The Last Wizard
- The Last Wizard first edition cover.
- Author: Tony Shillitoe
- Cover artist: Otto & Chris
- Language: English
- Genre: Fantasy
- Publisher: Pan Macmillan
- Publication date: 1995
- Publication place: Australia
- Media type: Print (Paperback)
- Pages: 436 pp (first edition)
- ISBN: 0-330-35600-3

= The Last Wizard =

1995 novel by Tony Shillitoe

The Last Wizard is a 1995 fantasy novel by Tony Shillitoe. It follows the story of Tamesan who lives in a land where Wizards have been outlawed. Rejecting the way of the other women Tamesan chooses to study the art of healing and discovers the secret behind Dragon Mountain.

==Background==
The Last Wizard was first published in Australia in 1995 by Pan Macmillan in paperback format. It was a short-list nominee for the 1995 Aurealis Award for best fantasy novel but lost to Garth Nix's Sabriel.

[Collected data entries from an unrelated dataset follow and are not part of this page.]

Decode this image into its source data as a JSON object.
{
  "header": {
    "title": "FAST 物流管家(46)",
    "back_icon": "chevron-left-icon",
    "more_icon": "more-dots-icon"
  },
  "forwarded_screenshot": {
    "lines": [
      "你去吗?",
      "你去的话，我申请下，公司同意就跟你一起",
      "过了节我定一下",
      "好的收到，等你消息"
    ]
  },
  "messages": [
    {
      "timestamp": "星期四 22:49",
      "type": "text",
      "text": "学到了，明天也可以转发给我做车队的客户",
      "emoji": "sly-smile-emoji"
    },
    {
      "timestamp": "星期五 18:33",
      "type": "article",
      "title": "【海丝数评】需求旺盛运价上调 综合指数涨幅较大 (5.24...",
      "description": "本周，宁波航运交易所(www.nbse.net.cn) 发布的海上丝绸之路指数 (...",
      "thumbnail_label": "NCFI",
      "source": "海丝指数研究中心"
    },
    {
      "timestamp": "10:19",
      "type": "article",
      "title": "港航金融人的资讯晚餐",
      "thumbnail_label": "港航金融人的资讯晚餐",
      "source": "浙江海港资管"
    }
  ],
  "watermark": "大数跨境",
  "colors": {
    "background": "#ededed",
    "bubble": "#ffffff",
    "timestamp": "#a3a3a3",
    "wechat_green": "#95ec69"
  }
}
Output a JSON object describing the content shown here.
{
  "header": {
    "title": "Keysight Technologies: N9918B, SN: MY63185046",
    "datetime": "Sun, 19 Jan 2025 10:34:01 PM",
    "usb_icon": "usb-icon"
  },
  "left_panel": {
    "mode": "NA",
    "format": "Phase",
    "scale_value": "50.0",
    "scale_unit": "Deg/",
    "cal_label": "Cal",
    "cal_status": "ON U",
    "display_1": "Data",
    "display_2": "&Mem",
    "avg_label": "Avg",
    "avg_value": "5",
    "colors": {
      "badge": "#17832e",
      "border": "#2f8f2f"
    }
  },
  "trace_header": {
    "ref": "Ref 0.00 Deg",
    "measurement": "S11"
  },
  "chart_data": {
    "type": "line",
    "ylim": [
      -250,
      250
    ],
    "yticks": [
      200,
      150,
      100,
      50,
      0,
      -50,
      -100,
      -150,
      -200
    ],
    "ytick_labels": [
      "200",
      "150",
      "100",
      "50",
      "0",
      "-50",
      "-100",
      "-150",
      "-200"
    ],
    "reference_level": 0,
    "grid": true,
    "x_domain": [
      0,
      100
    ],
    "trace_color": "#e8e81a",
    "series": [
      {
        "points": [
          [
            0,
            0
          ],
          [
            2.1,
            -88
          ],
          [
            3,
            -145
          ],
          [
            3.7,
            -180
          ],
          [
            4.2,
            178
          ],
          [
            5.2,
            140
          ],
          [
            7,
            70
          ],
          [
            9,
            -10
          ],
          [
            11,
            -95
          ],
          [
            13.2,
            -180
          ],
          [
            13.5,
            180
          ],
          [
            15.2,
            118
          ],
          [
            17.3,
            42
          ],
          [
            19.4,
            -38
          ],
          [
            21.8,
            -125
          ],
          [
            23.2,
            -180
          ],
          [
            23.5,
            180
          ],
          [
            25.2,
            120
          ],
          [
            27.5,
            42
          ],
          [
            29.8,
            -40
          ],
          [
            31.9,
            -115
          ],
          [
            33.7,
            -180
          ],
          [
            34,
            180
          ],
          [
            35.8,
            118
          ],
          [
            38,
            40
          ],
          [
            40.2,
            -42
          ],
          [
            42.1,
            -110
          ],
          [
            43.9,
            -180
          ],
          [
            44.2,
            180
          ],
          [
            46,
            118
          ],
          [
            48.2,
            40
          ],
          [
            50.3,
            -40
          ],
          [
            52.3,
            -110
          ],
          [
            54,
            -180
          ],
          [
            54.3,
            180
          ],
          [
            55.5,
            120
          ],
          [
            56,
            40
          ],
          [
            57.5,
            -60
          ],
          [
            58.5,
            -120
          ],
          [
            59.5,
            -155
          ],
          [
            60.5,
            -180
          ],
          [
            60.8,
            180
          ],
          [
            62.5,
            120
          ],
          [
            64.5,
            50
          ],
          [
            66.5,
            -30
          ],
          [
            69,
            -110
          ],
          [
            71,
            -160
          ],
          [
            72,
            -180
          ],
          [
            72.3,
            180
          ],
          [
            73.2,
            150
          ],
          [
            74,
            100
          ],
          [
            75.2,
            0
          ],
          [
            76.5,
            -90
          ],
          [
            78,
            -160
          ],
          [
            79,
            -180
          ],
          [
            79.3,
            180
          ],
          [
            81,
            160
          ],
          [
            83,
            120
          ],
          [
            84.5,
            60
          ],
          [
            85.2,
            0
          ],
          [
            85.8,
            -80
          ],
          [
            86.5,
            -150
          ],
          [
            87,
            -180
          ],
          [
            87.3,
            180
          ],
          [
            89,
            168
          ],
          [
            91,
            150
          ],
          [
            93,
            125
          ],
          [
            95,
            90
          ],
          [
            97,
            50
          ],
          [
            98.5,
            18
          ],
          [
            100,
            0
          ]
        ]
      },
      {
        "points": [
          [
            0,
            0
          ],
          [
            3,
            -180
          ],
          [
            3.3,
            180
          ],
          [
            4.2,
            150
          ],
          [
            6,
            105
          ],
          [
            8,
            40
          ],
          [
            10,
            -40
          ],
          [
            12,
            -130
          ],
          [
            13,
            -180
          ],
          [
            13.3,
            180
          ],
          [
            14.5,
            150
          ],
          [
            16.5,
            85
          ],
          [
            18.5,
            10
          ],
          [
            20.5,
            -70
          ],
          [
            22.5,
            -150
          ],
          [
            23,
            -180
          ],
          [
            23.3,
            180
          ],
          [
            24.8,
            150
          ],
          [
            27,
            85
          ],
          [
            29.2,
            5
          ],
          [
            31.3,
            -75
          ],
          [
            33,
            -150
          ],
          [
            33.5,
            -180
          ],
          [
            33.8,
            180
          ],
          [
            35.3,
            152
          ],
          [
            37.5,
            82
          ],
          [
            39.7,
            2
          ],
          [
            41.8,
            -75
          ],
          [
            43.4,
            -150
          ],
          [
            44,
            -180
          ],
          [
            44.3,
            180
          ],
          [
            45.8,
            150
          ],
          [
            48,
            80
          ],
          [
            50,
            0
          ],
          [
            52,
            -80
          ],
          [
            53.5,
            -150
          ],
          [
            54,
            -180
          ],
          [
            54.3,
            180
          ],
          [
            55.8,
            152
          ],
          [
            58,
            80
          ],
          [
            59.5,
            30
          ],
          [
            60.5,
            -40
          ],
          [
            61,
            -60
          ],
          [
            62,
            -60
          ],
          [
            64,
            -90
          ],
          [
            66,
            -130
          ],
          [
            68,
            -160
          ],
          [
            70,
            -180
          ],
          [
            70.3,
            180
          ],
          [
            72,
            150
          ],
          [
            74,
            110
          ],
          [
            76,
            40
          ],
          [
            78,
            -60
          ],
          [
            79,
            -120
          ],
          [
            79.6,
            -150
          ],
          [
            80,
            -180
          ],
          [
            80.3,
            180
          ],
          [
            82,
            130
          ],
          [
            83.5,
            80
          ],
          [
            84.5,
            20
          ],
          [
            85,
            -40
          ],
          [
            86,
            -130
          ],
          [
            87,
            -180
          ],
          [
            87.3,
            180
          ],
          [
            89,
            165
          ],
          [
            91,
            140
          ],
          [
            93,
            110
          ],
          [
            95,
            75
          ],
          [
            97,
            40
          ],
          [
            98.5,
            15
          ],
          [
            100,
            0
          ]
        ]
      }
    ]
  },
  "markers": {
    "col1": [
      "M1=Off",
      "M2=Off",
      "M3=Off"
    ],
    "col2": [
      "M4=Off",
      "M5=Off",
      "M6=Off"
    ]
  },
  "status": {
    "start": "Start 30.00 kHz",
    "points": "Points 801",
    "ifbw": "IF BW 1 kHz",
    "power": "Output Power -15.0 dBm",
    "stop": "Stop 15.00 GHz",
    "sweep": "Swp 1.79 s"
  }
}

The central character was created as a homage by Shillitoe to his daughters to remind them that socio-gender stereotyping is worth challenging. The Last Wizard, despite being long out of print, is still used as a text in schools .

==Synopsis==
Essentially a 'coming of age' teenage novel, The Last Wizard follows the efforts of Tam, daughter of the village Head, to establish her own place in the world while unravelling the dark secrets of her village culture.